Yeni yılın ilk günlerinde Türkiye siyasi hayatında bir ilk yaşandı. Kürt siyasi hareketini temsil eden bir heyet, ilk kez MHP ile resmi düzeyde görüşme gerçekleştirdi. Bu durum, Kürt siyasi hareketinin Türkiye’deki ilk temsilcisi kabul edilen Halkın Emek Partisi’nin (HEP), 7 Haziran 1990’da kurulduğunu ilan etmesinden bu yana yaşanmamıştı.
Daha önce, MHP Genel Başkanı Alparslan Türkeş ile DEP Milletvekili Orhan Doğan, 1993 yılında, “Çapraz Ateş” adlı TV programında karşılıklı bir tartışma gerçekleştirmişti.
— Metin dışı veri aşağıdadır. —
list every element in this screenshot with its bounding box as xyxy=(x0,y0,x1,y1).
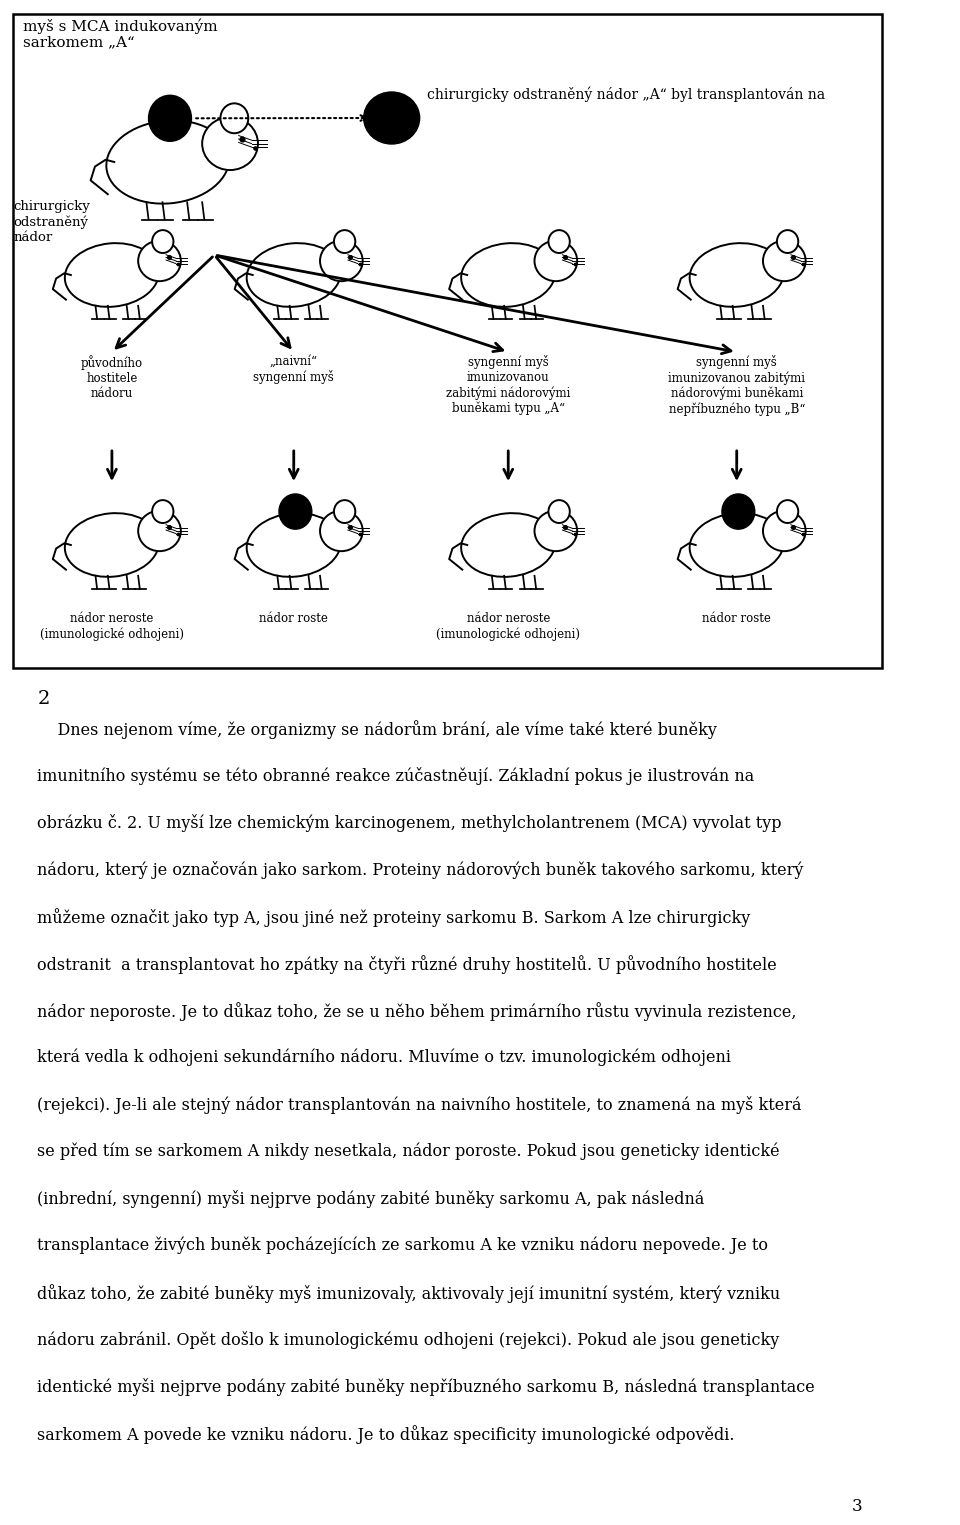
Ellipse shape xyxy=(364,92,420,143)
Ellipse shape xyxy=(107,120,229,204)
Text: imunitního systému se této obranné reakce zúčastněují. Základní pokus je ilustro: imunitního systému se této obranné reakc… xyxy=(37,767,755,785)
Text: nádor neroste
(imunologické odhojeni): nádor neroste (imunologické odhojeni) xyxy=(436,612,580,640)
Text: která vedla k odhojeni sekundárního nádoru. Mluvíme o tzv. imunologickém odhojen: která vedla k odhojeni sekundárního nádo… xyxy=(37,1049,732,1066)
Circle shape xyxy=(334,230,355,253)
Text: sarkomem A povede ke vzniku nádoru. Je to důkaz specificity imunologické odpověd: sarkomem A povede ke vzniku nádoru. Je t… xyxy=(37,1424,734,1444)
Ellipse shape xyxy=(763,241,805,281)
Circle shape xyxy=(152,230,174,253)
Circle shape xyxy=(548,230,570,253)
Text: syngenní myš
imunizovanou zabitými
nádorovými buněkami
nepříbuzného typu „B“: syngenní myš imunizovanou zabitými nádor… xyxy=(668,355,805,416)
Ellipse shape xyxy=(535,511,577,551)
Text: nádor neporoste. Je to důkaz toho, že se u něho během primárního růstu vyvinula : nádor neporoste. Je to důkaz toho, že se… xyxy=(37,1002,797,1020)
Ellipse shape xyxy=(247,242,341,307)
Text: Dnes nejenom víme, že organizmy se nádorům brání, ale víme také které buněky: Dnes nejenom víme, že organizmy se nádor… xyxy=(37,720,717,740)
Text: nádoru zabránil. Opět došlo k imunologickému odhojeni (rejekci). Pokud ale jsou : nádoru zabránil. Opět došlo k imunologic… xyxy=(37,1331,780,1350)
Circle shape xyxy=(548,500,570,523)
Ellipse shape xyxy=(461,242,555,307)
Ellipse shape xyxy=(65,242,159,307)
Ellipse shape xyxy=(689,512,783,576)
Ellipse shape xyxy=(763,511,805,551)
Text: chirurgicky odstraněný nádor „A“ byl transplantován na: chirurgicky odstraněný nádor „A“ byl tra… xyxy=(427,85,826,102)
Ellipse shape xyxy=(461,512,555,576)
Text: transplantace živých buněk pocházejících ze sarkomu A ke vzniku nádoru nepovede.: transplantace živých buněk pocházejících… xyxy=(37,1237,768,1255)
Text: myš s MCA indukovaným
sarkomem „A“: myš s MCA indukovaným sarkomem „A“ xyxy=(23,18,218,50)
Ellipse shape xyxy=(138,511,180,551)
Text: nádor roste: nádor roste xyxy=(259,612,328,625)
Circle shape xyxy=(777,230,799,253)
Ellipse shape xyxy=(138,241,180,281)
Ellipse shape xyxy=(689,242,783,307)
Text: původního
hostitele
nádoru: původního hostitele nádoru xyxy=(81,355,143,400)
Ellipse shape xyxy=(65,512,159,576)
Text: (rejekci). Je-li ale stejný nádor transplantován na naivního hostitele, to zname: (rejekci). Je-li ale stejný nádor transp… xyxy=(37,1096,802,1113)
Text: nádor roste: nádor roste xyxy=(703,612,771,625)
Text: důkaz toho, že zabité buněky myš imunizovaly, aktivovaly její imunitní systém, k: důkaz toho, že zabité buněky myš imunizo… xyxy=(37,1284,780,1302)
Circle shape xyxy=(149,95,191,142)
Text: nádor neroste
(imunologické odhojeni): nádor neroste (imunologické odhojeni) xyxy=(40,612,184,640)
Text: identické myši nejprve podány zabité buněky nepříbuzného sarkomu B, následná tra: identické myši nejprve podány zabité bun… xyxy=(37,1379,815,1395)
Text: se před tím se sarkomem A nikdy nesetkala, nádor poroste. Pokud jsou geneticky i: se před tím se sarkomem A nikdy nesetkal… xyxy=(37,1144,780,1161)
Ellipse shape xyxy=(320,511,363,551)
Ellipse shape xyxy=(535,241,577,281)
Text: můžeme označit jako typ A, jsou jiné než proteiny sarkomu B. Sarkom A lze chirur: můžeme označit jako typ A, jsou jiné než… xyxy=(37,907,751,927)
Circle shape xyxy=(777,500,799,523)
Text: odstranit  a transplantovat ho zpátky na čtyři různé druhy hostitelů. U původníh: odstranit a transplantovat ho zpátky na … xyxy=(37,955,777,974)
Circle shape xyxy=(279,494,312,529)
Text: (inbrední, syngenní) myši nejprve podány zabité buněky sarkomu A, pak následná: (inbrední, syngenní) myši nejprve podány… xyxy=(37,1190,705,1208)
Text: obrázku č. 2. U myší lze chemickým karcinogenem, methylcholantrenem (MCA) vyvola: obrázku č. 2. U myší lze chemickým karci… xyxy=(37,814,781,833)
Circle shape xyxy=(722,494,755,529)
Text: nádoru, který je označován jako sarkom. Proteiny nádorových buněk takového sarko: nádoru, který je označován jako sarkom. … xyxy=(37,862,804,878)
Ellipse shape xyxy=(320,241,363,281)
Text: syngenní myš
imunizovanou
zabitými nádorovými
buněkami typu „A“: syngenní myš imunizovanou zabitými nádor… xyxy=(446,355,570,415)
Ellipse shape xyxy=(247,512,341,576)
Text: 2: 2 xyxy=(37,689,50,708)
Circle shape xyxy=(334,500,355,523)
Circle shape xyxy=(221,104,249,133)
Circle shape xyxy=(152,500,174,523)
Text: 3: 3 xyxy=(852,1498,863,1514)
Bar xyxy=(13,14,882,668)
Text: „naivní“
syngenní myš: „naivní“ syngenní myš xyxy=(253,355,334,384)
Ellipse shape xyxy=(203,117,258,171)
Text: chirurgicky
odstraněný
nádor: chirurgicky odstraněný nádor xyxy=(13,200,90,244)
Bu program iki siyasi temsilin yüz yüze fikri tartışma yaptığı en yakın mesafeydi.
Türkeş-Doğan tartışmasından 32 yıl sonra bugün MHP Genel Başkanı Devlet Bahçeli, Pervin Buldan, Ahmet Türk ve Sırrı Süreyya Önder’den oluşan DEM Parti heyetini Meclis’teki odasında kabul etti. HEP’in kuruluşundan yana geçen süreçte, bu görüşme resmi anlamda bir ilk olarak kayıtlara geçti.
Kürt sorununun çözümü için bu görüşme birkaç açıdan oldukça önemli. MHP gibi devletin milliyetçi kodlarını oluşturan ve tarihsel olarak oy oranı yüzde 10 civarında seyreden ve en önemlisi devlet içerisinde önemli ölçüde etkide bulunan bir partinin bu süreçte aktif aktör olması dikkat çekiyor.
MHP gibi bir partinin kurumsal olarak Kürt hareketi temsilcileri ile görüşmesi politik ilişkileri, dengeleri ve Türkiye’nin geleceğini içeren çok yönlü bir tartışmanın sürdüğünü gösteriyor. Görüşmenin merkezinde Abdullah Öcalan’ın verdiği mesajlar ve Kürt sorunu olduğu düşünüldüğünde görüşme daha da tarihi bir hal alıyor. 35 yıl önceki Türkeş-Doğan tartışmasından sonra geçen yıllarda konu aynı ancak denklem değişiyor.
Denklemin ilk değişkeni Türkeş döneminde Kürt sorunu daha çok Türkiye’nin bir iç meselesi olarak ele alınırken, şu anda ülke sınırlarını aşmış ve bölgesel bir sorun haline gelmiş olması. Bahçeli’nin 1 Ekim 2024’ten bu yana yaptığı çağrıların alt metninde de bölgesel sorunların olduğu biliniyor.
Kuşkusuz ki sorunun muhatapları Kürt sorunun çözümünde MHP'nin kurumsal olarak yer almasını önemsiyor. DEM Parti heyetinin MHP ile görüşmesinin tek başına sorunun çözümü için yeterli olmayacağı açıksa da sürecin ilerlemesi anlamında ciddi bir etkide bulunacağı da tartışmasız!